Without clear mechanisms for:
Offboarding
Deferrals
Exceptions
cases remain open until they become overdue.
How to Solve the Problem
Periodic Reviews cannot be fixed by incremental process improvements alone.
They require the system to be redesigned around time, flow, and variability.
The solution is not to address every issue at once, but to stabilise the system in a defined sequence.
1. Control Time
Establish a stable, achievable review schedule
The starting point is to ensure that demand can be met within available capacity.
This requires:
Smoothing PR demand across the year
Defining a steady release of cases into the system
Aligning intake with completion capacity
Building buffer to absorb delays
Without this, backlogs are inevitable regardless of process quality.
2. Control Flow
Ensure work progresses and completes at a steady rate
Once demand is stabilised, the focus shifts to how work moves through the system.
Key disciplines:
Limit work-in-progress
Prioritise completion over starting new work
Actively manage case ageing
Use case management to control daily priorities
The objective is consistent throughput, not maximum activity.
3. Manage Variability
Handle simple and complex cases differently
Periodic Reviews vary significantly in complexity. Treating all cases the same reduces efficiency.

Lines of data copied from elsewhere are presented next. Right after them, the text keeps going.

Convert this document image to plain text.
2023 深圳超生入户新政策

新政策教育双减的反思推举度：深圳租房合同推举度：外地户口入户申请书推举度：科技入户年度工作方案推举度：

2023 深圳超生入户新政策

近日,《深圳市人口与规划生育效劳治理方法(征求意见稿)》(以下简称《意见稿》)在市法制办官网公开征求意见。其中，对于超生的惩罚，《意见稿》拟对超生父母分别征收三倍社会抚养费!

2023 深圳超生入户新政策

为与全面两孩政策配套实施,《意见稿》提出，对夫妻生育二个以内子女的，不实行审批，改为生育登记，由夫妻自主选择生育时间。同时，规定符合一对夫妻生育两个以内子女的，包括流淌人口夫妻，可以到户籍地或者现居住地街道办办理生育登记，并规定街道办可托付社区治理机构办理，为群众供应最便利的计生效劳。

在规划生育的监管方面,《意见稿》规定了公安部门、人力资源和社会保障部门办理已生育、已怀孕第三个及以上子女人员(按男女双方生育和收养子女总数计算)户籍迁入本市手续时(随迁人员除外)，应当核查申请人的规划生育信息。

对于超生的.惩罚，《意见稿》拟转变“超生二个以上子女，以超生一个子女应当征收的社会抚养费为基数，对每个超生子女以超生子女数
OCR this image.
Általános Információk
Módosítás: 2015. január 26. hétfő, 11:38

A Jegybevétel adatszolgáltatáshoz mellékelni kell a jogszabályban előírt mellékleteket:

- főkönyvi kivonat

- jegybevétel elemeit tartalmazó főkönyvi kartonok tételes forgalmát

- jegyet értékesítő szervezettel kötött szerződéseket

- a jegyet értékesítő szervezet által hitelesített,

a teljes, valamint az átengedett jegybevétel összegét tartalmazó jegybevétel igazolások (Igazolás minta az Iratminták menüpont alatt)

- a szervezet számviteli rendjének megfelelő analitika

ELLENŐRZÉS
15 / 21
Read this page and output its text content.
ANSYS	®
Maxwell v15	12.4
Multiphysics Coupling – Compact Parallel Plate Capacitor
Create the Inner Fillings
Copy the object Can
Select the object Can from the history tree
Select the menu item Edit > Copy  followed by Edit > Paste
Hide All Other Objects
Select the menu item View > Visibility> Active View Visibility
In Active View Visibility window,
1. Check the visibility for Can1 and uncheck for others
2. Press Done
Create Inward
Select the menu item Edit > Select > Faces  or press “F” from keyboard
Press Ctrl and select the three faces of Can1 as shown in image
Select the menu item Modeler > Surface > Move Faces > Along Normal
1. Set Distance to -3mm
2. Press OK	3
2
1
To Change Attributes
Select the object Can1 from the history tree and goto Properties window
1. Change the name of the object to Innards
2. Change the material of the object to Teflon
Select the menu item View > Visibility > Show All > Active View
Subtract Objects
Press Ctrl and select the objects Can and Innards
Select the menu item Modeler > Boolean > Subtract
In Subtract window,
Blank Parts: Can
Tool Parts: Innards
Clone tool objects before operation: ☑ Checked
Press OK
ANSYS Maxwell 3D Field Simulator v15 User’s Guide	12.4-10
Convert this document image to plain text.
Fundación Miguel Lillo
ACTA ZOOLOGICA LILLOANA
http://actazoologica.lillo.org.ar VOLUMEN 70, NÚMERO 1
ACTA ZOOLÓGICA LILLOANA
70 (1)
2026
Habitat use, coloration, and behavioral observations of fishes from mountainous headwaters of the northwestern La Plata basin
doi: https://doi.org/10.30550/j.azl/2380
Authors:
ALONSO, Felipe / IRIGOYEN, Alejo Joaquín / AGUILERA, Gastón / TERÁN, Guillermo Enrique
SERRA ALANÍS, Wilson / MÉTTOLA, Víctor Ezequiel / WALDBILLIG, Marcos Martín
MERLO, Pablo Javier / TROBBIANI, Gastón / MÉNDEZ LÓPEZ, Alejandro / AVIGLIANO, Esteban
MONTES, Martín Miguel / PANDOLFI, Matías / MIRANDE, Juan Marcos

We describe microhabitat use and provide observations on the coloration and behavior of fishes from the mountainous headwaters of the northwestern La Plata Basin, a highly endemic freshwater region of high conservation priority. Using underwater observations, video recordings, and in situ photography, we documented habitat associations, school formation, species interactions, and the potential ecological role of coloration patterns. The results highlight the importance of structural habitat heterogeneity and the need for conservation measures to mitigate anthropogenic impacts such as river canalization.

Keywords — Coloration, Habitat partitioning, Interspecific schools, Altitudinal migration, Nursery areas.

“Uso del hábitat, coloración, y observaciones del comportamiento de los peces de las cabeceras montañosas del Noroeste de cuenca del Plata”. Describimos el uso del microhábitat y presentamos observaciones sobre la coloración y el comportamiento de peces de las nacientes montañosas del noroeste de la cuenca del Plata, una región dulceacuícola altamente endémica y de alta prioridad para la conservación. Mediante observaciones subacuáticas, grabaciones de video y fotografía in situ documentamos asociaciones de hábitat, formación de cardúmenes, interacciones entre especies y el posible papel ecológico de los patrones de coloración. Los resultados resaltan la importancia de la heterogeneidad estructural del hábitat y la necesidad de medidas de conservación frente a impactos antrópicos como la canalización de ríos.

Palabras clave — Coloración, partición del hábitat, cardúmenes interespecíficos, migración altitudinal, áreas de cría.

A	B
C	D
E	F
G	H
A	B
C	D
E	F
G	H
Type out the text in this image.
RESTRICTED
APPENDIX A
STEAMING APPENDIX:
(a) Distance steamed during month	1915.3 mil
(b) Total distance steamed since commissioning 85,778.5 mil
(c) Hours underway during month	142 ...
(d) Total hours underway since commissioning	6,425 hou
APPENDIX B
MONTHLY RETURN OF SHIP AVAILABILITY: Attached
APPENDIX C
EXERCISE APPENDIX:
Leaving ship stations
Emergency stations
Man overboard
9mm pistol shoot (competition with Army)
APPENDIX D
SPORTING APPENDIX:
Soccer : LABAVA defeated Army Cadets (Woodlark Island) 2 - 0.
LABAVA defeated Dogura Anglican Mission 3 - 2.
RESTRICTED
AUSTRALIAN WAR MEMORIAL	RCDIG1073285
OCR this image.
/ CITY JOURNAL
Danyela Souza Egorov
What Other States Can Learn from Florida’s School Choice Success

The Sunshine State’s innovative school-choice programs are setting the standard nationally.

A structured approach includes:
Segmenting cases by complexity
Allocating capacity accordingly
Creating differentiated handling paths
This improves predictability and protects flow.
4. Redefine the Work
Shift from re-onboarding to targeted update
Periodic Reviews should not replicate onboarding.
Instead:
Focus on what has changed since the last review
Apply risk-based refresh principles
Minimise unnecessary data collection
Reducing effort per case increases overall system capacity.
5. Optimise Client Interaction
Reduce dependency on client response
Client responsiveness is inherently variable and must be actively managed.
Effective approaches include:
Using public or paid data sources where appropriate
Limiting client requests to essential information
Managing outreach timelines and follow-ups
The aim is to reduce reliance on external response wherever possible.
6. Enable Structured Exit
Provide clear paths for cases that cannot complete
Not all reviews will be completed within the required timeframe.
The system must support:
Early identification of at-risk cases
Defined escalation points
Offboarding decisions with sufficient lead time
Controlled use of deferrals and exceptions
This prevents cases from becoming overdue without resolution.
7. Maintain Alignment Over Time
Continuously balance demand and capacity
Once stabilised, the system must be actively maintained.
This involves:
Monitoring throughput and cycle times
Adjusting release rates as demand changes
Rebalancing capacity across teams
Refining segmentation and handling models
The goal is a system that remains stable without periodic remediation.
The Outcome
When designed in this way, Periodic Reviews become:
Predictable in delivery
Controlled in volume
Efficient in execution
Aligned to risk requirements
Key Principle
Periodic Reviews are solved by designing for flow, not by increasing effort.
The Underlying Issue
Periodic Reviews are not failing because the work is too complex or the standards are too high.
They are failing because they are managed as a process, rather than designed as a system.
Periodic Reviews are a time-bound, capacity-constrained flow problem with external dependencies. Demand is predictable, capacity is limited, work is variable, and progress depends on client responsiveness.
Without managing these dynamics, overdue reviews are not an exception—they are inevitable.